A Healthier Wisconsin

A Randomized Controlled Trial of a Post-Discharge Team to Improve Care of Gun Violence Survivors

Addressing the physical, mental, and social needs of gunshot wound patients in order to decrease emergency room utilization and hospital readmissions

Full Project Name:A Randomized Controlled Trial of a Post-Discharge team to Improve Care of Gun Violence SurvivorsPrincipal Investigator:Mary Schroeder, MD, SurgeryCo-Investigator:David Milia, MD, Surgery; Colleen Trevino, DNP, RN, APNP, Surgery; Terri deRoon-Cassini, PhD, SurgeryAward Amount:$200,000
Award Date
Project Duration:24 months

Project Description Narrative:

The U.S. has seen a steady rise in firearm violence in the last several years, with Milwaukee experiencing a 70% increase in nonfatal shootings since 2019. Gunshot wound survivors are a unique patient population predominantly of young, black males from lower socioeconomic status. This population has been historically marginalized by society and the healthcare system.

They present to the hospital with medical, psychological, and social needs ranging from the operative management of their wounds to post-traumatic psychologic care and assistance with financial insecurities post-injury. Clinical follow-up post-discharge is historically low amongst all trauma patients, with this patient population demonstrating a high post-discharge emergency room utilization rate.
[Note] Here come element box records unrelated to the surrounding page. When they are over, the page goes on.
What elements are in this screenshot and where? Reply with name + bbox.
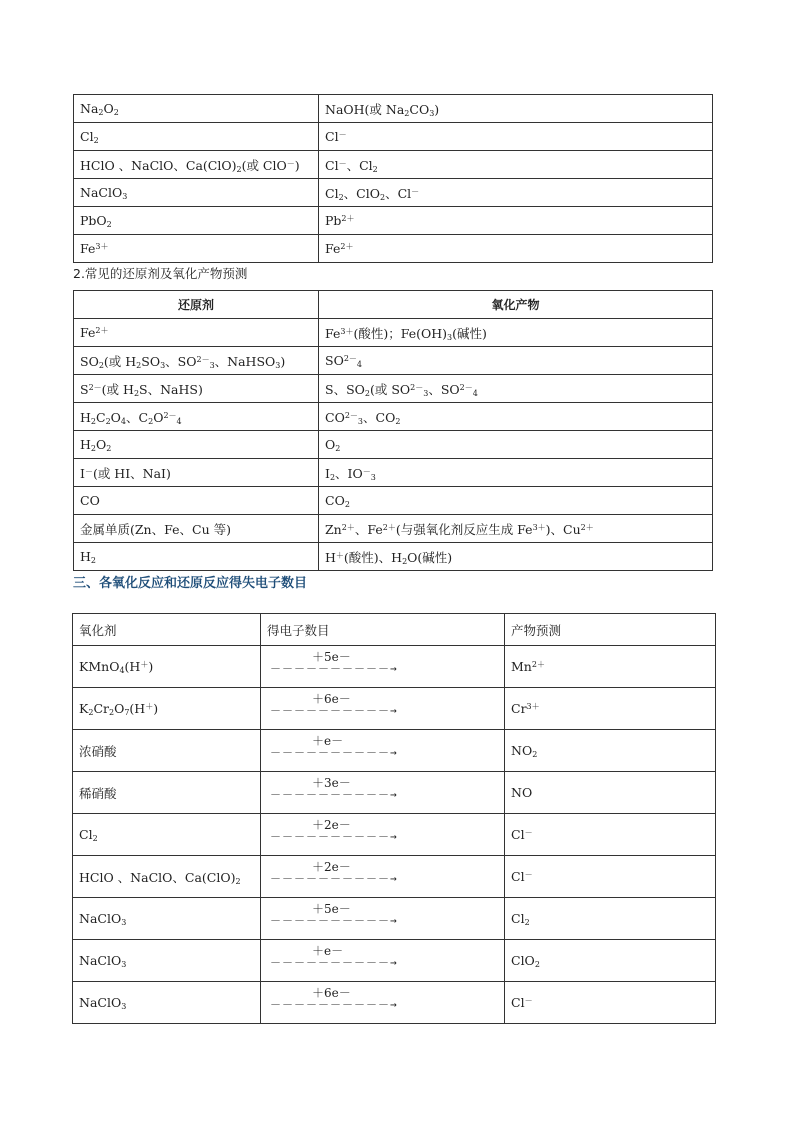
formula-part: (H	[129, 700, 146, 716]
formula-part: 2	[113, 107, 119, 117]
electron-arrow	[267, 818, 397, 848]
formula-part: NO	[511, 785, 533, 800]
table-row	[74, 95, 713, 123]
formula-part: －	[338, 158, 347, 168]
electron-arrow	[267, 986, 397, 1016]
formula-part: HClO 、NaClO、Ca(ClO)	[79, 869, 236, 885]
formula-part: 3	[121, 1001, 127, 1011]
formula-part: 2－	[343, 353, 357, 363]
electron-gain-cell	[261, 982, 505, 1024]
formula-part: 2	[524, 917, 530, 927]
formula-part: NaOH(或 Na	[325, 101, 405, 117]
arrow-line: －－－－－－－－－－→	[270, 788, 398, 801]
oxidant-cell	[73, 856, 261, 898]
oxidant-cell	[74, 123, 319, 151]
formula-part: 、NaHSO	[214, 353, 276, 369]
reduction-product-cell	[319, 235, 713, 263]
electron-count-label: ＋5e－	[312, 650, 351, 664]
table-row	[73, 688, 716, 730]
electron-count-label: ＋6e－	[312, 986, 351, 1000]
formula-part: (或 SO	[369, 381, 411, 397]
oxidant-cell	[73, 688, 261, 730]
formula-part: 2	[534, 959, 540, 969]
formula-part: Cl	[511, 910, 525, 926]
formula-part: (碱性)	[452, 325, 487, 341]
table-row	[74, 515, 713, 543]
formula-part: O	[325, 436, 336, 452]
formula-part: 2	[372, 164, 378, 174]
oxidant-cell	[73, 982, 261, 1024]
electron-gain-cell	[261, 688, 505, 730]
electron-transfer-table	[72, 613, 716, 1024]
electron-count-label: ＋5e－	[312, 902, 351, 916]
formula-part: 3	[357, 416, 363, 426]
formula-part: Na	[80, 100, 99, 116]
electron-arrow	[267, 860, 397, 890]
oxidation-product-cell	[319, 319, 713, 347]
formula-part: CO	[325, 492, 345, 508]
formula-part: K	[79, 700, 89, 716]
formula-part: Cl	[325, 157, 339, 173]
formula-part: 2	[93, 135, 99, 145]
formula-part: －	[524, 996, 533, 1005]
arrow-line: －－－－－－－－－－→	[270, 704, 398, 717]
table-row	[73, 940, 716, 982]
formula-part: NO	[511, 742, 533, 758]
electron-arrow	[267, 776, 397, 806]
formula-part: 2	[90, 555, 96, 565]
formula-part: 2	[404, 108, 410, 118]
reductant-cell	[74, 375, 319, 403]
product-cell	[505, 856, 716, 898]
table-row	[74, 431, 713, 459]
table-row	[74, 207, 713, 235]
table-row	[74, 347, 713, 375]
formula-part: 2＋	[531, 660, 545, 669]
header-oxidation-product: 氧化产物	[319, 291, 713, 319]
formula-part: 2	[344, 499, 350, 509]
formula-part: 2	[98, 360, 104, 370]
table-row	[73, 730, 716, 772]
formula-part: )	[280, 353, 286, 369]
formula-part: 2	[88, 707, 94, 717]
electron-arrow	[267, 734, 397, 764]
formula-part: O	[110, 409, 121, 425]
table3-body	[73, 614, 716, 1024]
formula-part: －	[84, 466, 93, 476]
product-cell	[505, 814, 716, 856]
formula-part: 、C	[126, 409, 149, 425]
formula-part: 2	[98, 107, 104, 117]
formula-part: CO	[80, 493, 100, 508]
oxidation-product-cell	[319, 515, 713, 543]
product-cell	[505, 940, 716, 982]
arrow-line: －－－－－－－－－－→	[270, 998, 398, 1011]
formula-part: 、SO	[428, 381, 460, 397]
formula-part: －	[362, 466, 371, 476]
formula-part: 2	[90, 443, 96, 453]
formula-part: 4	[120, 416, 127, 426]
formula-part: Cl	[511, 995, 525, 1010]
reductant-cell	[74, 515, 319, 543]
formula-part: Fe	[80, 241, 96, 256]
electron-gain-cell	[261, 772, 505, 814]
reductant-cell	[74, 543, 319, 571]
formula-part: Zn	[325, 521, 342, 537]
formula-part: 、IO	[335, 465, 363, 481]
formula-part: 稀硝酸	[79, 785, 117, 801]
formula-part: 2－	[344, 410, 358, 420]
header-reductant: 还原剂	[74, 291, 319, 319]
reduction-product-cell	[319, 95, 713, 123]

Froedtert Hospital has developed innovative programs for survivors of gun violence. These include the community-affiliated violence prevention group; 414LIFE, which works with emergency department and inpatient gunshot wounds, and a trauma quality of life clinic for gunshot outpatients. These programs offer patients holistic, trauma-informed care, but a gap remains between the inpatient and outpatient environments.

The researchers hypothesize that this gap in care can best be addressed by a post-discharge care team comprised of a nurse navigator and a clinical social worker.

A post-discharge care team will optimize recovery and appropriate triaging of clinical resources (i.e., emergency department visits, clinic visits, readmissions, post-op complications, etc.). Post-discharge care teams can improve follow-up and reduce inappropriate utilization of healthcare resources, which has financial benefits for both hospital and patient while improving trust and clinical engagement for gunshot wound patients.